Relatório 1. O Ministério da Administração Interna, vem interpor recurso jurisdicional de revista para este STA, nos termos do art. 150º do CPTA, do acórdão do TCAN proferido em 07/05/2021 que manteve a sentença proferida pelo Tribunal Administrativo e Fiscal do Porto que por sua vez julgou procedente o recurso interposto por A…………, com os demais sinais dos autos, com o fundamento em prescrição do procedimento disciplinar e consequentemente anulou o ato do senhor Ministro da Administração Interna, que decidiu negar provimento ao recurso hierárquico do ora recorrido e manteve a sanção disciplinar de aplicação da pena de 179 dias de suspensão de exercício de funções, aplicada pelo Diretor Nacional da Polícia de Segurança Pública, bem como os mapas e as publicações internas sobre a execução da pena.

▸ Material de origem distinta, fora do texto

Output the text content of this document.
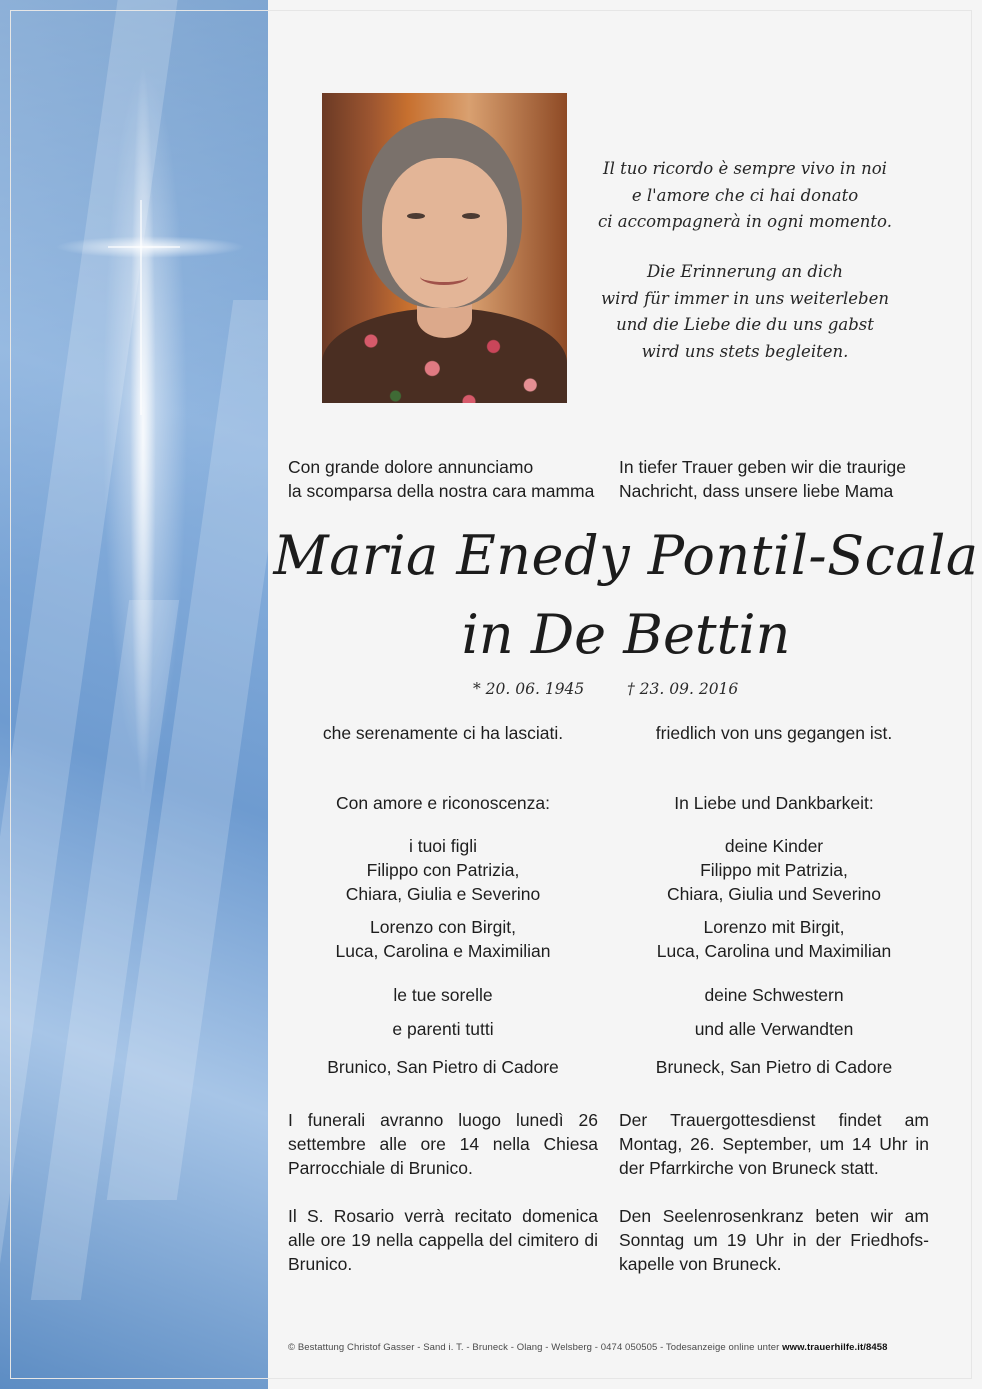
Il tuo ricordo è sempre vivo in noi
e l'amore che ci hai donato
ci accompagnerà in ogni momento.
Die Erinnerung an dich
wird für immer in uns weiterleben
und die Liebe die du uns gabst
wird uns stets begleiten.
Con grande dolore annunciamo
la scomparsa della nostra cara mamma
In tiefer Trauer geben wir die traurige
Nachricht, dass unsere liebe Mama
Maria Enedy Pontil-Scala
in De Bettin
* 20. 06. 1945	† 23. 09. 2016
che serenamente ci ha lasciati.	friedlich von uns gegangen ist.
Con amore e riconoscenza:
i tuoi figli
Filippo con Patrizia,
Chiara, Giulia e Severino
Lorenzo con Birgit,
Luca, Carolina e Maximilian
le tue sorelle
e parenti tutti
Brunico, San Pietro di Cadore
In Liebe und Dankbarkeit:
deine Kinder
Filippo mit Patrizia,
Chiara, Giulia und Severino
Lorenzo mit Birgit,
Luca, Carolina und Maximilian
deine Schwestern
und alle Verwandten
Bruneck, San Pietro di Cadore
I funerali avranno luogo lunedì 26 settembre alle ore 14 nella Chiesa Parrocchiale di Brunico.
Der Trauergottesdienst findet am Montag, 26. September, um 14 Uhr in der Pfarrkirche von Bruneck statt.
Il S. Rosario verrà recitato domenica alle ore 19 nella cappella del cimitero di Brunico.
Den Seelenrosenkranz beten wir am Sonntag um 19 Uhr in der Friedhofs-kapelle von Bruneck.
© Bestattung Christof Gasser - Sand i. T. - Bruneck - Olang - Welsberg - 0474 050505 - Todesanzeige online unter www.trauerhilfe.it/8458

  1. Para tanto alegou em conclusão: I. A admissão do presente recurso de revista é “claramente necessária para uma melhor aplicação do direito” (cfr. artigo 150.º, n.º 1, do CPTA), na medida em que o douto acórdão impugnado não serve de orientação aos tribunais de 1.ª instância e de 2.ª instância no tratamento de questões de direito com inescapável “relevância jurídica ou social”, como são as questões da prescrição do procedimento disciplinar e da identificação da decisão final do procedimento disciplinar para efeitos da contagem do prazo de prescrição; II. Torna-se, com efeito, “necessária” a intervenção do Supremo Tribunal Administrativo para indicar qual a decisão administrativa que marca o termo final da contagem do prazo de prescrição do procedimento disciplinar na Polícia de Segurança Pública; III. Concretizando, impõe-se identificar se esta decisão final relevante é a “decisão” a que alude o artigo 88.º do RD/PSP – e a “decisão final” a que alude o artigo 101.º do EDPSP –, que é tomada pela hierarquia competente (de acordo com o QUADRO ANEXO B), no termo do processo disciplinar; ou se é a decisão do último recurso hierárquico que tenha sido interposto pelo interessado; IV. O douto acórdão impugnado defende esta última posição, mas incorre em numerosos erros de direito, razão que torna “claramente necessária” a admissão do presente recurso de revista pelo Supremo Tribunal, de maneira a evitar que se constitua de futuro, por indiferença, como orientação para os tribunais de 1.ª e de 2.ª instância (“para uma melhor aplicação do direito”); V. O douto acórdão deliberou, em síntese, que “(…) a decisão proferida no primeiro grau hierárquico – de 26-04-2017, praticada pelo Diretor Nacional da Polícia de Segurança Pública – não constitui o culminar do processo disciplinar ou o «derradeiro ato punitivo» com relevância para interromper a contagem do prazo de prescrição”.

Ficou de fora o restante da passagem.